The increasing release of equivalent or me-too products that are
more costly than reference medicines led members of Parliament to
propose amendments on "added therapeutic value". The amendments
were not meant to make added therapeutic value a criterion on which
to grant or refuse marketing authorisation. It was simply requested
that added therapeutic value be mentioned in the evaluation report,
or at least in the five-yearly re-evaluation prepared by the agency
that initially authorised the drug. In this way, health authorities
and health insurance systems would have been in a position to decide
whether or not to use or refund the product.
These amendments were strongly opposed by the industrial lobby,
and were not finally adopted. One Article in the Regulation is supposed
to merely discuss the issue.
Regulation: amendment 100.
Compassionate
use: no guarantee. The adopted texts clearly mention the
possibility that patients with no therapeutic alternative will be
able to receive "compassionate" treatment with drugs that
have not yet been authorised but that may potentially improve their
health.

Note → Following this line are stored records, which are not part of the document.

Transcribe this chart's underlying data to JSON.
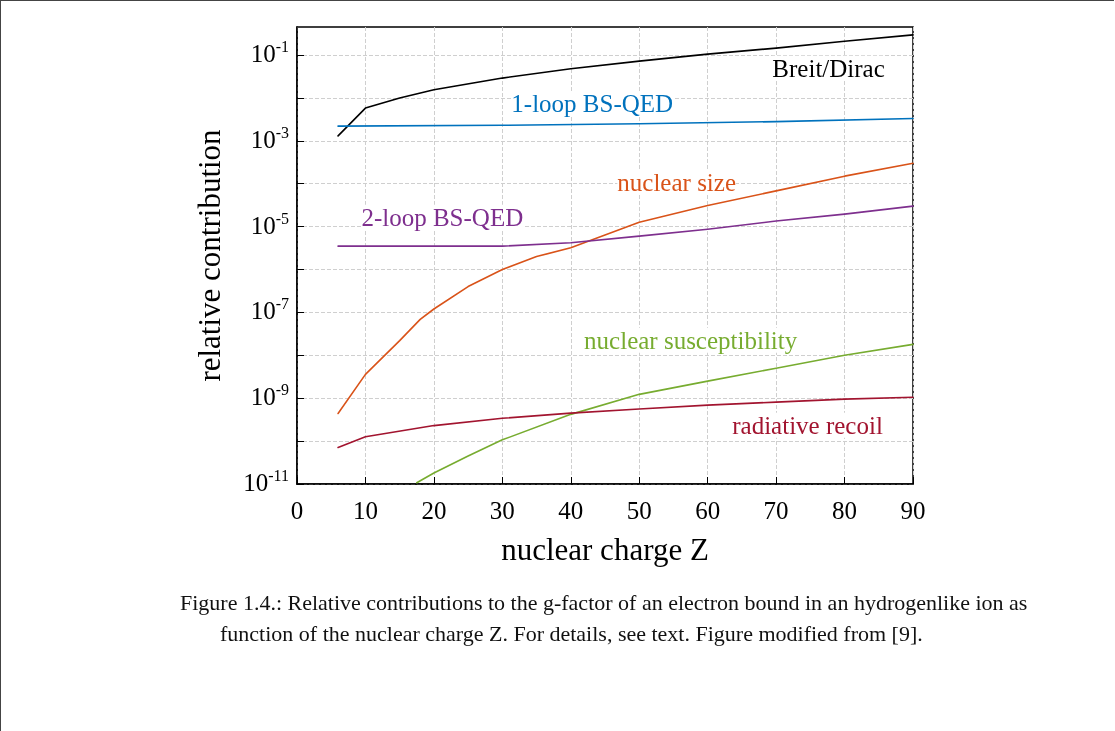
{
  "chart_data": {
    "type": "line",
    "xlabel": "nuclear charge Z",
    "ylabel": "relative contribution",
    "xlim": [
      0,
      90
    ],
    "xticks": [
      0,
      10,
      20,
      30,
      40,
      50,
      60,
      70,
      80,
      90
    ],
    "ylim": [
      1e-11,
      0.45
    ],
    "log": "y",
    "yticks": [
      {
        "value": 1e-11,
        "label": "10$^{-11}$"
      },
      {
        "value": 1e-10,
        "label": null
      },
      {
        "value": 1e-09,
        "label": "10$^{-9}$"
      },
      {
        "value": 1e-08,
        "label": null
      },
      {
        "value": 1e-07,
        "label": "10$^{-7}$"
      },
      {
        "value": 1e-06,
        "label": null
      },
      {
        "value": 1e-05,
        "label": "10$^{-5}$"
      },
      {
        "value": 0.0001,
        "label": null
      },
      {
        "value": 0.001,
        "label": "10$^{-3}$"
      },
      {
        "value": 0.01,
        "label": null
      },
      {
        "value": 0.1,
        "label": "10$^{-1}$"
      }
    ],
    "grid": true,
    "legend": false,
    "marker": "none",
    "line_style": "solid",
    "series": [
      {
        "name": "Breit/Dirac",
        "color": "#000000",
        "x": [
          6,
          10,
          15,
          20,
          30,
          40,
          50,
          60,
          70,
          80,
          90
        ],
        "values": [
          0.0013,
          0.0058,
          0.01,
          0.0155,
          0.029,
          0.048,
          0.072,
          0.105,
          0.145,
          0.21,
          0.295
        ]
      },
      {
        "name": "1-loop BS-QED",
        "color": "#0072bd",
        "x": [
          6,
          30,
          50,
          70,
          90
        ],
        "values": [
          0.0022,
          0.0023,
          0.0025,
          0.0028,
          0.0033
        ]
      },
      {
        "name": "nuclear size",
        "color": "#d95319",
        "x": [
          6,
          10,
          15,
          18,
          20,
          25,
          30,
          35,
          40,
          50,
          60,
          70,
          80,
          90
        ],
        "values": [
          4.4e-10,
          3.6e-09,
          2.2e-08,
          6.9e-08,
          1.2e-07,
          4e-07,
          1e-06,
          2e-06,
          3.2e-06,
          1.26e-05,
          3.1e-05,
          6.8e-05,
          0.00015,
          0.0003
        ]
      },
      {
        "name": "2-loop BS-QED",
        "color": "#7e2f8e",
        "x": [
          6,
          30,
          40,
          50,
          60,
          70,
          80,
          90
        ],
        "values": [
          3.5e-06,
          3.5e-06,
          4.2e-06,
          6e-06,
          8.7e-06,
          1.35e-05,
          1.95e-05,
          3e-05
        ]
      },
      {
        "name": "nuclear susceptibility",
        "color": "#77ac30",
        "x": [
          17.5,
          20,
          25,
          30,
          40,
          50,
          60,
          70,
          80,
          90
        ],
        "values": [
          1.07e-11,
          1.8e-11,
          4.5e-11,
          1.07e-10,
          4.2e-10,
          1.23e-09,
          2.5e-09,
          5e-09,
          1e-08,
          1.8e-08
        ]
      },
      {
        "name": "radiative recoil",
        "color": "#a2142f",
        "x": [
          6,
          10,
          20,
          30,
          40,
          50,
          60,
          70,
          80,
          90
        ],
        "values": [
          7.1e-11,
          1.26e-10,
          2.3e-10,
          3.4e-10,
          4.5e-10,
          5.6e-10,
          6.9e-10,
          8.1e-10,
          9.5e-10,
          1.05e-09
        ]
      }
    ],
    "annotations": [
      "Figure 1.4.: Relative contributions to the g-factor of an electron bound in an hydrogenlike ion as function of the nuclear charge Z. For details, see text. Figure modified from [9]."
    ]
  }
}
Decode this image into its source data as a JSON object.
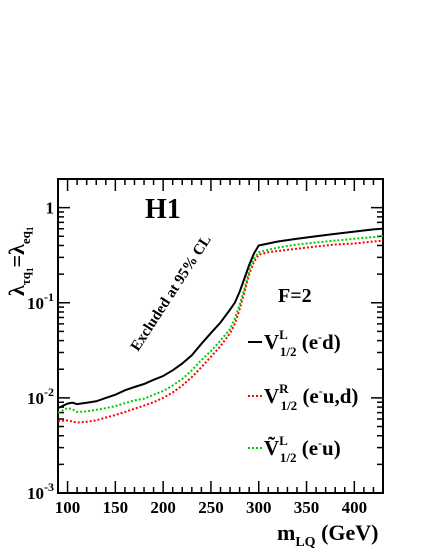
{
  "chart_data": {
    "type": "line",
    "title": "H1",
    "xlabel": "m",
    "xlabel_sub": "LQ",
    "xlabel_unit": " (GeV)",
    "ylabel": "λ",
    "ylabel_sub1": "τq",
    "ylabel_sub1_sub": "1",
    "ylabel_eq": "=λ",
    "ylabel_sub2": "eq",
    "ylabel_sub2_sub": "1",
    "xlim": [
      90,
      430
    ],
    "ylim": [
      0.001,
      2.0
    ],
    "y_scale": "log",
    "x_ticks": [
      100,
      150,
      200,
      250,
      300,
      350,
      400
    ],
    "y_ticks": [
      {
        "value": 0.001,
        "mantissa": "10",
        "exp": "-3"
      },
      {
        "value": 0.01,
        "mantissa": "10",
        "exp": "-2"
      },
      {
        "value": 0.1,
        "mantissa": "10",
        "exp": "-1"
      },
      {
        "value": 1,
        "mantissa": "1",
        "exp": ""
      }
    ],
    "annotations": {
      "excluded": "Excluded at 95% CL",
      "f_label": "F=2"
    },
    "series": [
      {
        "name_main": "V",
        "name_sup": "L",
        "name_sub": "1/2",
        "name_tail": " (e",
        "name_tail_sup": "-",
        "name_tail_end": "d)",
        "color": "#000000",
        "style": "solid",
        "x": [
          90,
          100,
          105,
          110,
          120,
          130,
          140,
          150,
          160,
          170,
          180,
          190,
          200,
          210,
          220,
          230,
          240,
          250,
          260,
          270,
          275,
          280,
          285,
          290,
          295,
          300,
          310,
          320,
          340,
          360,
          380,
          400,
          420,
          430
        ],
        "y": [
          0.0078,
          0.0087,
          0.0089,
          0.0086,
          0.0089,
          0.0092,
          0.01,
          0.0108,
          0.012,
          0.013,
          0.014,
          0.0155,
          0.017,
          0.0195,
          0.023,
          0.028,
          0.037,
          0.048,
          0.062,
          0.085,
          0.1,
          0.13,
          0.18,
          0.25,
          0.33,
          0.4,
          0.42,
          0.44,
          0.47,
          0.5,
          0.53,
          0.56,
          0.59,
          0.6
        ]
      },
      {
        "name_main": "V",
        "name_sup": "R",
        "name_sub": "1/2",
        "name_tail": " (e",
        "name_tail_sup": "-",
        "name_tail_end": "u,d)",
        "color": "#ff0000",
        "style": "dotted",
        "x": [
          90,
          100,
          110,
          120,
          130,
          140,
          150,
          160,
          170,
          180,
          190,
          200,
          210,
          220,
          230,
          240,
          250,
          260,
          270,
          275,
          280,
          285,
          290,
          295,
          300,
          310,
          320,
          340,
          360,
          380,
          400,
          420,
          430
        ],
        "y": [
          0.0057,
          0.0058,
          0.0055,
          0.0056,
          0.0058,
          0.0062,
          0.0066,
          0.0071,
          0.0077,
          0.0083,
          0.009,
          0.01,
          0.0114,
          0.0135,
          0.0165,
          0.021,
          0.027,
          0.035,
          0.048,
          0.06,
          0.085,
          0.13,
          0.2,
          0.27,
          0.32,
          0.34,
          0.35,
          0.37,
          0.39,
          0.41,
          0.42,
          0.44,
          0.45
        ]
      },
      {
        "name_main": "Ṽ",
        "name_sup": "L",
        "name_sub": "1/2",
        "name_tail": " (e",
        "name_tail_sup": "-",
        "name_tail_end": "u)",
        "color": "#00cc00",
        "style": "dotted",
        "x": [
          90,
          100,
          105,
          110,
          120,
          130,
          140,
          150,
          160,
          170,
          180,
          190,
          200,
          210,
          220,
          230,
          240,
          250,
          260,
          270,
          275,
          280,
          285,
          290,
          295,
          300,
          310,
          320,
          340,
          360,
          380,
          400,
          420,
          430
        ],
        "y": [
          0.007,
          0.0078,
          0.0076,
          0.0071,
          0.0072,
          0.0075,
          0.0078,
          0.0082,
          0.0088,
          0.0094,
          0.0098,
          0.0108,
          0.0118,
          0.0135,
          0.0158,
          0.0195,
          0.025,
          0.031,
          0.04,
          0.053,
          0.068,
          0.095,
          0.14,
          0.22,
          0.29,
          0.34,
          0.36,
          0.38,
          0.41,
          0.43,
          0.45,
          0.47,
          0.49,
          0.5
        ]
      }
    ]
  }
}
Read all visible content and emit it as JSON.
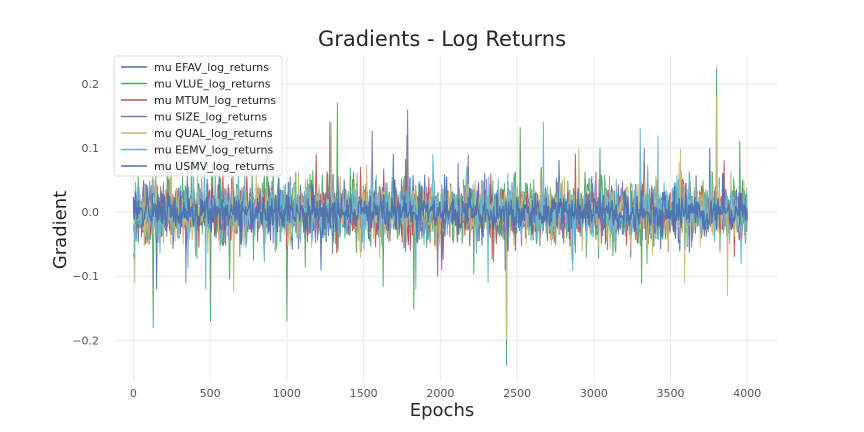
{
  "chart_data": {
    "type": "line",
    "title": "Gradients - Log Returns",
    "xlabel": "Epochs",
    "ylabel": "Gradient",
    "xlim": [
      -120,
      4200
    ],
    "ylim": [
      -0.265,
      0.245
    ],
    "x_ticks": [
      0,
      500,
      1000,
      1500,
      2000,
      2500,
      3000,
      3500,
      4000
    ],
    "x_tick_labels": [
      "0",
      "500",
      "1000",
      "1500",
      "2000",
      "2500",
      "3000",
      "3500",
      "4000"
    ],
    "y_ticks": [
      -0.2,
      -0.1,
      0.0,
      0.1,
      0.2
    ],
    "y_tick_labels": [
      "−0.2",
      "−0.1",
      "0.0",
      "0.1",
      "0.2"
    ],
    "grid": true,
    "legend_position": "top-left",
    "x_range_data": [
      0,
      4000
    ],
    "note_values": "Each series is a noisy gradient trace over 4000 epochs; individual values cannot be read from the figure, so each series is summarised by its approximate typical band and its visible extreme spikes (epoch, value).",
    "series": [
      {
        "name": "mu EFAV_log_returns",
        "color": "#4c72b0",
        "typical_abs": 0.03,
        "spikes": [
          [
            150,
            -0.12
          ],
          [
            560,
            0.08
          ],
          [
            1220,
            -0.09
          ],
          [
            2420,
            -0.09
          ],
          [
            3800,
            0.07
          ]
        ]
      },
      {
        "name": "mu VLUE_log_returns",
        "color": "#55a868",
        "typical_abs": 0.04,
        "spikes": [
          [
            130,
            -0.18
          ],
          [
            500,
            -0.17
          ],
          [
            1330,
            0.17
          ],
          [
            1000,
            -0.17
          ],
          [
            2430,
            -0.24
          ],
          [
            3800,
            0.225
          ],
          [
            1780,
            0.12
          ],
          [
            3950,
            0.11
          ],
          [
            220,
            0.13
          ],
          [
            870,
            0.13
          ]
        ]
      },
      {
        "name": "mu MTUM_log_returns",
        "color": "#c44e52",
        "typical_abs": 0.03,
        "spikes": [
          [
            1190,
            0.09
          ],
          [
            1480,
            0.07
          ],
          [
            2880,
            0.09
          ],
          [
            3850,
            0.08
          ],
          [
            2010,
            -0.09
          ]
        ]
      },
      {
        "name": "mu SIZE_log_returns",
        "color": "#8172b2",
        "typical_abs": 0.03,
        "spikes": [
          [
            340,
            -0.11
          ],
          [
            1280,
            0.14
          ],
          [
            2180,
            0.09
          ],
          [
            3330,
            0.1
          ],
          [
            1980,
            -0.1
          ]
        ]
      },
      {
        "name": "mu QUAL_log_returns",
        "color": "#ccb974",
        "typical_abs": 0.035,
        "spikes": [
          [
            10,
            -0.11
          ],
          [
            2430,
            -0.2
          ],
          [
            3800,
            0.18
          ],
          [
            3870,
            -0.13
          ],
          [
            2900,
            0.1
          ],
          [
            1290,
            0.14
          ],
          [
            3590,
            -0.11
          ]
        ]
      },
      {
        "name": "mu EEMV_log_returns",
        "color": "#64b5cd",
        "typical_abs": 0.035,
        "spikes": [
          [
            0,
            -0.065
          ],
          [
            470,
            -0.12
          ],
          [
            1840,
            -0.12
          ],
          [
            1950,
            0.09
          ],
          [
            2310,
            -0.11
          ],
          [
            3300,
            0.13
          ],
          [
            3960,
            -0.08
          ],
          [
            2670,
            0.14
          ]
        ]
      },
      {
        "name": "mu USMV_log_returns",
        "color": "#4c72b0",
        "typical_abs": 0.02,
        "spikes": [
          [
            2440,
            -0.06
          ],
          [
            3840,
            0.06
          ],
          [
            700,
            -0.05
          ],
          [
            1700,
            0.05
          ]
        ]
      }
    ]
  }
}
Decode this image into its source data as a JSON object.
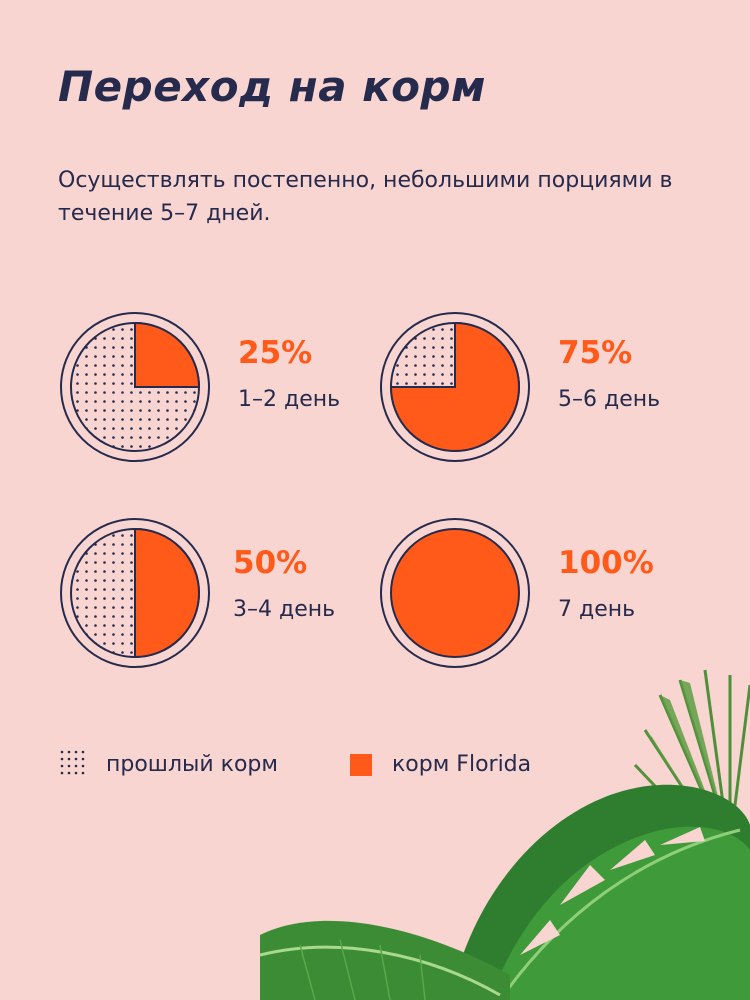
{
  "title": "Переход на корм",
  "subtitle": "Осуществлять постепенно, небольшими порциями в течение 5–7 дней.",
  "colors": {
    "background": "#f8d5d0",
    "navy": "#262a4d",
    "accent": "#ff5a1a"
  },
  "chart_data": {
    "type": "pie",
    "charts": [
      {
        "florida_share": 25,
        "percent_label": "25%",
        "day_label": "1–2 день"
      },
      {
        "florida_share": 75,
        "percent_label": "75%",
        "day_label": "5–6 день"
      },
      {
        "florida_share": 50,
        "percent_label": "50%",
        "day_label": "3–4 день"
      },
      {
        "florida_share": 100,
        "percent_label": "100%",
        "day_label": "7 день"
      }
    ]
  },
  "legend": {
    "previous": "прошлый корм",
    "florida": "корм Florida"
  },
  "decor": {
    "icon": "monstera-leaves-icon"
  }
}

Nevertheless, the wording of the relevant amendment does
not guarantee compassionate use in all possible situations. In particular,
as companies will have to meet the cost of any compassionate use,
patients will be dependent on their goodwill.
Regulation: amendments 34, 133, 134.
An outstanding question:
EMEA affiliation
Since its creation the European Medicines Evaluation Agency (EMEA)
has been part of the Enterprise DG rather than the Health and Consumer
Protection DG (SANCO), which did not exist at the time. During discussions
of the draft Regulation, some members of Parliament recommended
that EMEA become part of DG SANCO.
No decision was made on this point, which relates to the internal
organisation of the European Commission, and not to a medicines
regulation proper. However, with the coming reorganisation of the
European Commission, the time is ripe to address this issue.